Все советские послы персонально утверждались политбюро, то есть фактически самим Сталиным. Тем показательнее, что и в двадцатые, и в тридцатые годы послами в самых важных для Москвы западных странах (США, Англии, Германии, Франции, Италии, Испании и других) были евреи: Максим Литвинов (Баллах), Иван Майский (Израиль Ляховецкий), Адольф Иоффе, Григорий Сокольников (Бриллиант), Борис Штейн, Яков Суриц, Марсель Розснберг, Михаил Кобецкий, Лев Хинчук, Константин Уманский… Еще того более: Яков Суриц с вызывающей демонстративностью был назначен послом в Берлине в 1934 году, когда там уже установилась нацистская власть, даже на первом этапе отнюдь не скрывавшая своего отношения к евреям[5].
Есть множество фактов, свидетельствующих о том, что Сталин именно демонстрировал, иногда и без видимой необходимости, не только свою толерантность, но даже какую-то особую симпатию к евреям, – это говорит лишь о том, что он боялся (еще не пришло время!) обнажить истинное отношение к ним. Он знал в себе этот порок и пока еще ни в коем случае не хотел, чтобы о нем узнали другие: такие болезненные «перестраховочные» комплексы хорошо известны психологам и достаточно подробно изучены.

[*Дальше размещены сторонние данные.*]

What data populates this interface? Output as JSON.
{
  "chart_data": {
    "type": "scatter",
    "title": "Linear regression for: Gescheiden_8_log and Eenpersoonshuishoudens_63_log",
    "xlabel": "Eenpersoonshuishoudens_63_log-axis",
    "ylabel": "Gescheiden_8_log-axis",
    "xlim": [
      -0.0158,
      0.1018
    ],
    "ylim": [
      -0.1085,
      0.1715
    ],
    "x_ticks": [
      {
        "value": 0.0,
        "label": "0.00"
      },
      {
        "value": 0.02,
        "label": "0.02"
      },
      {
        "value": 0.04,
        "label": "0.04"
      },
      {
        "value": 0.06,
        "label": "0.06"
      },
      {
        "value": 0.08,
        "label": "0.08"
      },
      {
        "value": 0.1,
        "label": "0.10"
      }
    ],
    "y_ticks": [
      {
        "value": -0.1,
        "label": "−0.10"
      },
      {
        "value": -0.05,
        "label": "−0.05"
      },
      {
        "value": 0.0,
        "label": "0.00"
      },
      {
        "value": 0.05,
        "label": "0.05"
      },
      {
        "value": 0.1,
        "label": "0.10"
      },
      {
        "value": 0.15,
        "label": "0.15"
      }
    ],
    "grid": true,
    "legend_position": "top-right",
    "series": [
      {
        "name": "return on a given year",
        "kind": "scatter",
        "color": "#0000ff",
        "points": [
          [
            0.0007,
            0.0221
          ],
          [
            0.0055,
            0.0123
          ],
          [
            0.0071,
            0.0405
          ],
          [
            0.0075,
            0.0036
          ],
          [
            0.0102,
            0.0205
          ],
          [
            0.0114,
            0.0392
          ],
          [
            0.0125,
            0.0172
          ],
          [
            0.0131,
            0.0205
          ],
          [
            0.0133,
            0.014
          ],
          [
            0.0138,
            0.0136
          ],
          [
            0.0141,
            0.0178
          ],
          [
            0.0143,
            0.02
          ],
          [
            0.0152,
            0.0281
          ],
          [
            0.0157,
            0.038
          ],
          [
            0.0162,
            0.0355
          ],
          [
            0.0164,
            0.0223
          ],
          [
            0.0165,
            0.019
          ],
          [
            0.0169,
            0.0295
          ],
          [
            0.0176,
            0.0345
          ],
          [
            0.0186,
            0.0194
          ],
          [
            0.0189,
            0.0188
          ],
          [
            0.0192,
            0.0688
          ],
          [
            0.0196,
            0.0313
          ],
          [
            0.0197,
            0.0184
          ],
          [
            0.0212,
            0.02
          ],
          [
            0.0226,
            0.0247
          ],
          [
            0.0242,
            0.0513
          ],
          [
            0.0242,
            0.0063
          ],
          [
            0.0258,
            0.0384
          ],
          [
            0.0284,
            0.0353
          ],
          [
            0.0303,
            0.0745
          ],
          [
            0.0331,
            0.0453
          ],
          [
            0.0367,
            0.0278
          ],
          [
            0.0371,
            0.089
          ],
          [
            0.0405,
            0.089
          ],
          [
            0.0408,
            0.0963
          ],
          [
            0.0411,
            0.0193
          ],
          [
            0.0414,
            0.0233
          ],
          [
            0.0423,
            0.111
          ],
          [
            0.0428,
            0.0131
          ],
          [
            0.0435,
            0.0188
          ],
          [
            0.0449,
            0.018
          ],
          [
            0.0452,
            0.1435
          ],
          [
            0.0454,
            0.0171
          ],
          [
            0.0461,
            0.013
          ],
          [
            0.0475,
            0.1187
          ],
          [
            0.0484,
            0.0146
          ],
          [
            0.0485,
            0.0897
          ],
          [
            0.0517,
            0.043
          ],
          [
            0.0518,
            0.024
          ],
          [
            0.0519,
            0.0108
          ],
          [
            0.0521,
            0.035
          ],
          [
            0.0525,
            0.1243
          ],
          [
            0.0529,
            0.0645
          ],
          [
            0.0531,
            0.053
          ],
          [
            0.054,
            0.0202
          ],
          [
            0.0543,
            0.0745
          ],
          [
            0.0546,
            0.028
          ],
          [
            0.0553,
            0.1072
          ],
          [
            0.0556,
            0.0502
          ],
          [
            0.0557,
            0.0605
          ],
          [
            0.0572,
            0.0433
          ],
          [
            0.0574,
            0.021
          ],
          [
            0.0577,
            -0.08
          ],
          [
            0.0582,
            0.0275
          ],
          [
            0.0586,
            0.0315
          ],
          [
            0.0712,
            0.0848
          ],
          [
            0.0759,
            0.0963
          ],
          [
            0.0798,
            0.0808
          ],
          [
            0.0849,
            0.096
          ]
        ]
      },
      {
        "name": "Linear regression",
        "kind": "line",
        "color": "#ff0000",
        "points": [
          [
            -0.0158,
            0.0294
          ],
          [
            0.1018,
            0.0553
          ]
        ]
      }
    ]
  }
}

В русской лексике они выражены старой народной пословицей: «на воре шапка горит».
Когда в 1934 году потерпел катастрофу стратостат, поднявшийся на рекордную для того времени высоту (свыше 22 тысяч метров), и три стратонавта погибли, их прах в виде особой чести было решено замуровать в кремлевской стене. Сталин лично участвовал в торжественных похоронах, но нес урну не с прахом командира экипажа Павла Федосеенко, как было бы положено генсеку и великому вождю, а члена экипажа под третьим номером, 24-летнего специалиста по космической радиации Ильи Усыскина – вряд ли случайно в его некрологах настойчиво подчеркивалось, что молодой ученый родился в бедной еврейской семье[6].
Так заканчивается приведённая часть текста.